Agir sur les facteurs structurels de la demande sociale de logement
1. L’information, préalable des politiques publiques
L’ensemble des politiques publiques relatives à l’exercice du droit au logement souffre d’un déficit majeur d’informations relatives à la distribution des coûts du logement, en particulier du logement locatif privé. Systématiser la collecte et le traitement de cette information peut donc être considéré comme un préalable indispensable de toute action publique en matière de logement. Sur cette base, plusieurs propositions peuvent être avancées. — Instituer l’obligation générale de conclure des baux écrits. Chaque contribuable propriétaire devra déposer, à l’appui de sa déclaration fiscale en annexe à sa déclaration de revenus immobiliers donnés en location, une copie du bail écrit en relation avec ses biens. À défaut de dépôt de ce bail ou de justification de son absence (chômage immobilier par exemple), la taxation sera renforcée. — Instituer l’obligation et la gratuité de l’enregistrement des baux. — Instituer l’obligation d’affichage du loyer dans les annonces et affiches des logements mis en location. — Déclaration à l’impôt des personnes physiques des revenus locatifs réels nets des propriétaires bailleurs (voir IPP ci-après). — Production et diffusion d’un rapport annuel sur les loyers et plus-values immobilières par l’administration fiscale fédérale. — Renforcement de la fonction publique d’«Observatoire de l’habitat et du foncier» dans les trois Régions : développement des capacités d’action et de l’utilisation de leurs données et analyses. Dans chacune des Régions, création d’un organisme A Bruxelles, la création du Service d’Inspection Régional préfigure partiellement cet objectif ; ce Service est chargé d’instruire et de délivrer les attestations (obligatoires pour la location des petits logements et meublés) et certificats (facultatifs) de conformité des logements. En Wallonie, des dispositions comparables attribuent cette responsabilité aux Communes visant à la reconnaissance de la qualité des biens à louer et à la fixation du loyer normal, notamment via l’utilisation des données et analyses de l’Observatoire.

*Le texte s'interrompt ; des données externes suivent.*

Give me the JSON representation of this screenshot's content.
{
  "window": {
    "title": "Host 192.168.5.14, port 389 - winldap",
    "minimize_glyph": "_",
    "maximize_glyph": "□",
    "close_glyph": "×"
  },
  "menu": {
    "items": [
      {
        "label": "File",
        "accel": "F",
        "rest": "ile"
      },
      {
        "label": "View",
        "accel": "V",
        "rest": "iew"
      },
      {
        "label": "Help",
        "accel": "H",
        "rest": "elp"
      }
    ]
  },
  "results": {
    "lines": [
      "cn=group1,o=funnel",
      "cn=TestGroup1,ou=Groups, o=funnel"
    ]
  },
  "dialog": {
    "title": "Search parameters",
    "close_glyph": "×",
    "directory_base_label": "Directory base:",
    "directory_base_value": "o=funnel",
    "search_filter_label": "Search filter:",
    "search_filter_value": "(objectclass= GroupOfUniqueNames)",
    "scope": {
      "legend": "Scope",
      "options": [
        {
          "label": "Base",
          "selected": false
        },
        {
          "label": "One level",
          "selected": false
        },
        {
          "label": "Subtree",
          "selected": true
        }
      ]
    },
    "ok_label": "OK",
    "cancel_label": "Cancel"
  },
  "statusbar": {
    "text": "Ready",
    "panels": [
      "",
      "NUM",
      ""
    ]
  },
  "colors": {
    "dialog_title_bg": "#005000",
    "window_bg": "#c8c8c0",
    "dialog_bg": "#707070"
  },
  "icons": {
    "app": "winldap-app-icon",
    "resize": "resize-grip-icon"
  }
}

2. Les politiques foncières, préalables des politiques du logement
En ce qui concerne, ces politiques, il s’agirait : — d’instituer l’obligation d’inventaire des réserves foncières non bâties et biens immobiliers sans affectation, détenus par les personnes morales de droit public, dans les centres urbains et noyaux d’habitat, à tous niveaux de pouvoir. — d’instituer un droit de préemption croisée (Régions sur Fédéral, Régions sur Villes et Communes et inversement) entre collectivités publiques sur la cession d’éventuelle d’actifs immobiliers publics relevant de leur domaine privé, dans les centres urbains et noyaux d’habitat. Objectiver le prix par le Comité d’acquisition. Enfin, cibler cette mesure sur les terrains et bâtiments susceptibles d’être affectés/réaffectés au logement. — de limiter la vente de biens immobiliers appartenant au domaine privé de personnes morales de droit public : instituer l’obligation de cession éventuelle de droits de superficie ou d’emphytéose, en lieu et place de la cession de propriété, dans les centres urbains et noyaux d’habitat. Cibler cette mesure sur les terrains et bâtiments susceptibles d’être affectés/réaffectés au logement. — d’instituer (régionalement) l’obligation communale d’inventaire des parcelles privées non bâties et des immeubles bâtis sans affectation situés dans les centres urbains et noyaux d’habitat ; et d’intégrer ces parcelles dans les périmètres d’application du droit de préemption défini par les Régions. Enfin, élargir et assouplir les conditions d’application des droits d’expropriation et de réquisition à l’égard de ces biens.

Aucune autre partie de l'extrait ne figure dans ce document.